When DNS Broke Half the Internet

Yesterday major platforms like Netflix, Snapchat, Pinterest went down. Communication applications like WhatsApp, Signal and Slack were affected. Gaming platforms like Fortnite and Roblox became unplayable. What do all these applications have in common?

A single cloud vendor: AWS

Wait, I thought AWS has multiple availability zones (AZ’s) in the Virginia Region designed to prevent this kind of outage.

Here’s the distinction: The failure wasn’t a physical failure within an availability zone. It was in a shared regional control plane service. Availability zones provide physical redundancy - if one fails, others are operational. But they all depend on the same control plane for critical operations. When the control plane fails, the entire region fails.

What actually happened?

The problem started at 3:11 AM ET on October 20, 2025 in US-EAST-1 (Virginia) - AWS’s largest & most heavily-loaded cloud region. A DNS resolution issue for a DynamoDB (Amazon’s NoSQL database) API endpoint cascaded across the entire region.

The domino effect:

A technical update corrupted DNS records for DynamoDB endpoints.
Applications couldn’t resolve the DynamoDB API address (dynamodb.us-east-1.amazonaws.com). DNS acts as the Internet’s phonebook.
DynamoDB isn’t just used by the customers - it’s the core internal service used by AWS control plane itself to manage metadata for other essential services like EC2 (virtual servers), IAM (identity) and Lambda Functions.
When DNS failed, apps couldn’t connect to the database, causing services like Lambda Functions to fail.
Network Load Balancer failed, causing traffic routing issues across multiple services.
Client retries flooded the system, creating a feedback loop which made recovery harder for the developers.
The outage lasted approximately 7 hours, with estimated losses in hundreds of millions.

Why US-EAST-1 matters: This is the default AWS region, hosts critical global control plane services, and powers a disproportionate amount of the internet. When it goes down, the blast radius is global. You can track the live status of AWS services on their Service Health Dashboard.

How to avoid this?

I studied these concepts during my Fault Tolerance lectures in college and while pursuing my AWS cloud architect certification (SAA). Here’s what actually works:

Multi-Region Environments: Run your workloads across multiple AWS regions. If Virginia goes down, your users hit the Ohio region instead. You’ll have to think about data replication and whether both regions serve traffic simultaneously (active-active) or one stays on standby (active-passive).
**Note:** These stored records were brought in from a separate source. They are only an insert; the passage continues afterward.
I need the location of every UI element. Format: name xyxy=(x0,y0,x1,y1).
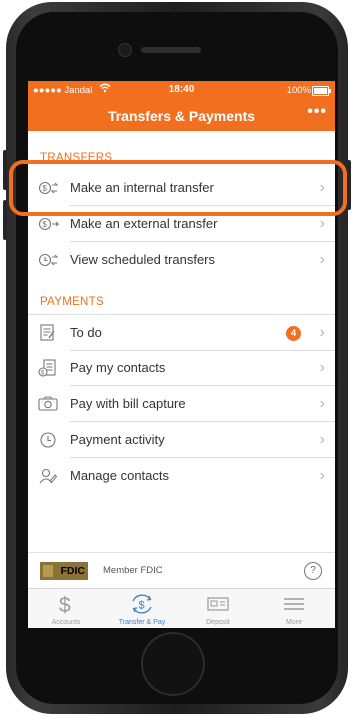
manage-contacts-row[interactable]: Manage contacts › xyxy=(28,458,335,494)
fdic-logo: FDIC xyxy=(40,562,88,580)
money-transfer-out-icon: $ xyxy=(38,215,60,233)
chevron-right-icon: › xyxy=(319,251,325,268)
svg-text:$: $ xyxy=(59,594,71,615)
highlight-box xyxy=(9,160,347,216)
payments-section-header: PAYMENTS xyxy=(40,296,104,308)
chevron-right-icon: › xyxy=(319,359,325,376)
todo-row[interactable]: To do 4 › xyxy=(28,314,335,351)
check-deposit-icon xyxy=(180,593,256,613)
page-title: Transfers & Payments xyxy=(107,108,256,124)
nav-bar: Transfers & Payments ••• xyxy=(28,101,335,131)
history-icon xyxy=(38,431,58,449)
row-label: View scheduled transfers xyxy=(70,252,216,267)
tab-deposit[interactable]: Deposit xyxy=(180,589,256,628)
chevron-right-icon: › xyxy=(319,395,325,412)
chevron-right-icon: › xyxy=(319,324,325,341)
tab-bar: $ Accounts $ Transfer & Pay Deposit More xyxy=(28,588,335,628)
front-camera xyxy=(118,43,132,57)
todo-count-badge: 4 xyxy=(286,326,301,341)
volume-down-button xyxy=(3,200,7,240)
volume-up-button xyxy=(3,150,7,190)
row-label: Pay my contacts xyxy=(70,360,166,375)
help-icon[interactable]: ? xyxy=(304,562,322,580)
chevron-right-icon: › xyxy=(319,215,325,232)
tab-more[interactable]: More xyxy=(256,589,332,628)
camera-icon xyxy=(38,395,58,413)
member-fdic-text: Member FDIC xyxy=(103,565,163,576)
row-label: To do xyxy=(70,325,102,340)
status-bar: ●●●●● Jandal 18:40 100% xyxy=(28,81,335,101)
tab-accounts[interactable]: $ Accounts xyxy=(28,589,104,628)
menu-icon xyxy=(256,593,332,613)
row-label: Pay with bill capture xyxy=(70,396,186,411)
chevron-right-icon: › xyxy=(319,467,325,484)
manage-contacts-icon xyxy=(38,467,58,485)
tab-label: More xyxy=(286,619,302,626)
transfer-pay-icon: $ xyxy=(104,593,180,614)
pay-contacts-icon: $ xyxy=(38,359,58,377)
bill-capture-row[interactable]: Pay with bill capture › xyxy=(28,386,335,422)
row-label: Payment activity xyxy=(70,432,165,447)
checklist-icon xyxy=(38,324,58,342)
fdic-footer: FDIC Member FDIC ? xyxy=(28,552,335,589)
tab-label: Deposit xyxy=(206,619,230,626)
svg-text:$: $ xyxy=(139,600,145,612)
earpiece-speaker xyxy=(141,47,201,53)
pay-contacts-row[interactable]: $ Pay my contacts › xyxy=(28,350,335,386)
chevron-right-icon: › xyxy=(319,431,325,448)
svg-text:$: $ xyxy=(42,220,47,229)
scheduled-transfers-row[interactable]: View scheduled transfers › xyxy=(28,242,335,278)
dollar-icon: $ xyxy=(28,593,104,617)
clock-transfer-icon xyxy=(38,251,59,269)
row-label: Make an external transfer xyxy=(70,216,218,231)
payment-activity-row[interactable]: Payment activity › xyxy=(28,422,335,458)
tab-label: Transfer & Pay xyxy=(118,619,166,626)
more-options-button[interactable]: ••• xyxy=(307,103,327,121)
battery-percent: 100% xyxy=(286,85,311,96)
battery-icon xyxy=(312,86,331,96)
row-label: Manage contacts xyxy=(70,468,170,483)
tab-label: Accounts xyxy=(51,619,81,626)
power-button xyxy=(347,160,351,210)
home-button[interactable] xyxy=(141,632,205,696)
tab-transfer-pay[interactable]: $ Transfer & Pay xyxy=(104,589,180,628)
Multi-Cloud Strategy: Spread critical systems across AWS, Azure and GCP. True isolation from vendor lock-in but more complex and expensive to manage.

Define Recovery Goals

If this outage happens, we have to define recovery goals, 2 metrics define how your system should recover from failures:

RTO (Recovery Time Objective): How fast must your service recover after a failure? For example: Critical systems like payments and authentication may need to recover within minutes, while analytics dashboards can wait an hour.
RPO (Recovery Point Objective): How much data you can afford to lose. The lower the RPO, the more continuous replication you need. Financial transactions need near-zero data loss, but logs can afford to lose a day’s worth if disaster strikes.

AWS has a detailed guide on establishing RPO and RTO targets for cloud applications.

Test your failures

You can actually test your failures before they happen.

Back in 2011, Netflix created a tool called Chaos Monkey that randomly terminates servers in production to test if their systems can handle failures. Sounds crazy? That’s the point.

“If you aren’t breaking things on purpose, you’re letting them break by accident.”

This approach, called Chaos Engineering, helps companies build resilient systems. They deliberately kill their own servers during business hours to ensure engineers design for failures. Think of it as a fire drill for your infrastructure.

Start small. Simulate a DNS failure or database slowdown in your test environment. The key is knowing your system survives before disaster strikes. If you want to dive deeper, check out the Principles of Chaos Engineering.

Lastly, this outage reminded us that no cloud provider is bulletproof. Eventually, all systems have a single point of failure somewhere. The next one is inevitable. Start building resilience now.